Friday 11 October 2019

Hygiene and the AssassinHygiene and the Assassin by Amélie Nothomb


How to Read

Reading is therapy for chaos. Thinking can only make chaos obvious. Sex is merely a temporary distraction from chaos. Gluttony can be an effective remedy to chaos but has its unfortunate side effects. No, it is only reading that provides a lasting cure for the chaotic meaninglessness of life. Reading does not answer questions, it frames them so that chaos appears orderly. To expect more from reading is a sort of sacrilege: “Nothing is more vulgar than to have everything explained, including the things that are inexplicable.”

As the poetically named Prétextat Tach says, “We need meaning more than anything else.” Some of us will kill for it. All of us search for it. Writers write in order to read about the meaning they have created out of chaos. “Writing begins where speech leaves off, and a great mystery lies behind the passage from the unspeakable to the speakable. The written word takes over where the spoken word leaves off, and they do not overlap.” It is only the written word that satisfies the therapeutic need to connect things which are inherently independent. “What is text,” asks Prétextat, “if not gigantic verbal cartilage?”

But most people don’t really read properly. “There are a great many people who push sophistication to the point of reading without reading. They’re like frogmen, they go through books without absorbing a single drop of water.” They are unaware that reading is meant to change everything about them.
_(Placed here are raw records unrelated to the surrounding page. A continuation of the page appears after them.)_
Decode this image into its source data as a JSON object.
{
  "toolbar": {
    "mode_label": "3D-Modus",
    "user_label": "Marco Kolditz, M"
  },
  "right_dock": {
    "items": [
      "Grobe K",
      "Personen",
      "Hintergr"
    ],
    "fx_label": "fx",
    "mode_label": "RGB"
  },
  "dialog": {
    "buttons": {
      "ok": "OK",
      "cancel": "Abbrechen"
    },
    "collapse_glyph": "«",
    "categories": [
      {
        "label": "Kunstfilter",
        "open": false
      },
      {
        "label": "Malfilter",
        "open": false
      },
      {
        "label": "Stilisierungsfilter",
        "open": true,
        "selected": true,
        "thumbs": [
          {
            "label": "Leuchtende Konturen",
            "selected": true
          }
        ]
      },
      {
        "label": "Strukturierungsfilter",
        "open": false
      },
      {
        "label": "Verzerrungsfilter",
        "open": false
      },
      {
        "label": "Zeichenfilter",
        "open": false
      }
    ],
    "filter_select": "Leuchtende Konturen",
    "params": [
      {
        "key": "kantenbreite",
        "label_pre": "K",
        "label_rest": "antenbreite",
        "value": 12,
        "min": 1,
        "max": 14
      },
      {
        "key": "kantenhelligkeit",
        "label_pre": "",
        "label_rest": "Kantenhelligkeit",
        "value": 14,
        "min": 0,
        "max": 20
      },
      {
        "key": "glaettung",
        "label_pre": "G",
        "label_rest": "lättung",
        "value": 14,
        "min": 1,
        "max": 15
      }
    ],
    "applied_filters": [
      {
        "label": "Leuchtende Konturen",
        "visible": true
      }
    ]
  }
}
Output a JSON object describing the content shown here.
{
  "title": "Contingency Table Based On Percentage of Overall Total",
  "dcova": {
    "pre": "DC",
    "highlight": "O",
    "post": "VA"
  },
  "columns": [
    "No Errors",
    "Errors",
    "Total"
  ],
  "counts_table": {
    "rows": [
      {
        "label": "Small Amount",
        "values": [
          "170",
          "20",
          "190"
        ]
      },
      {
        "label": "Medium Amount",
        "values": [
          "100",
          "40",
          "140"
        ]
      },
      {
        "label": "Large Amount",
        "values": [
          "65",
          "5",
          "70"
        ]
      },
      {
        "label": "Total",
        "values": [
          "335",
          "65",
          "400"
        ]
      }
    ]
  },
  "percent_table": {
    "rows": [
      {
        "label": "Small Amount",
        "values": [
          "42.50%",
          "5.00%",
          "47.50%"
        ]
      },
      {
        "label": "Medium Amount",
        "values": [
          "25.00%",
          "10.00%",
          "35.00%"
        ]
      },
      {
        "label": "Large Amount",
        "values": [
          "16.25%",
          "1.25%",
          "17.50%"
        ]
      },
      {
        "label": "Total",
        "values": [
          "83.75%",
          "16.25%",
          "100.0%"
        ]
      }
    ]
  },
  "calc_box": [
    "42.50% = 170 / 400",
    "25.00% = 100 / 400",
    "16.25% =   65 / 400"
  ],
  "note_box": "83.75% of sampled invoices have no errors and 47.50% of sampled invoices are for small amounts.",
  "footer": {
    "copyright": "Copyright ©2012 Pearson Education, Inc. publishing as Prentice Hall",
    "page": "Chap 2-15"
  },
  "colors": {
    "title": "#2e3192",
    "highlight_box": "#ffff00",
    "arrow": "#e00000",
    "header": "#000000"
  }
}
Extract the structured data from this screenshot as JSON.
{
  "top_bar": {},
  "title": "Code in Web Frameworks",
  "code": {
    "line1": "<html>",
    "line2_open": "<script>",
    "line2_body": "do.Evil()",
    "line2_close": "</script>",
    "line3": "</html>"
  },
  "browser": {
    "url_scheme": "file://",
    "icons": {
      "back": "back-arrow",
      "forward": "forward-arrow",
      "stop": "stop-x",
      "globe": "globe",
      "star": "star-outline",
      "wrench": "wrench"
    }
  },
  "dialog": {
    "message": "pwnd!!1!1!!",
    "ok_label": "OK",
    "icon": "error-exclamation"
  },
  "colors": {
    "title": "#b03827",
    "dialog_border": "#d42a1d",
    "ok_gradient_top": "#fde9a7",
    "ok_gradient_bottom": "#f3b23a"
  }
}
What they lack is an awareness of the motivation of the writer, which is not communication but influence. “Faced with a shapeless, senseless universe, a writer is obliged to play the demiurge. Without the remarkable assistance of his pen, the world would never have been able to give shape to things, and the stories of men would always have been wide open, like some horrible madhouse.”

People idolise the god-like writer when they overlook his intent to dominate their existence. “Great writers have a direct and supernatural access to the lives of others.” This is only a talent by convention; actually “writers are obscene; if they were not, they would be accountants, or train conductors, or telephone operators; they would be respectable.” So writers have to be interrogated carefully - like Job demanding a response from God, but with even more intense persistence. The divine does not give up its secrets or its motivations, easily.

The real reader kills the God who provides meaning by exposing him for what he is, and humiliates him for the deceitful order he has given to the world. This is a reader who has grown up and left the illusions of childhood. He is the one who gets God to admit that “Love has no meaning, and that is why it is sacred... Love serves no purpose other than love.” Recognising this, the real reader becomes... well, God.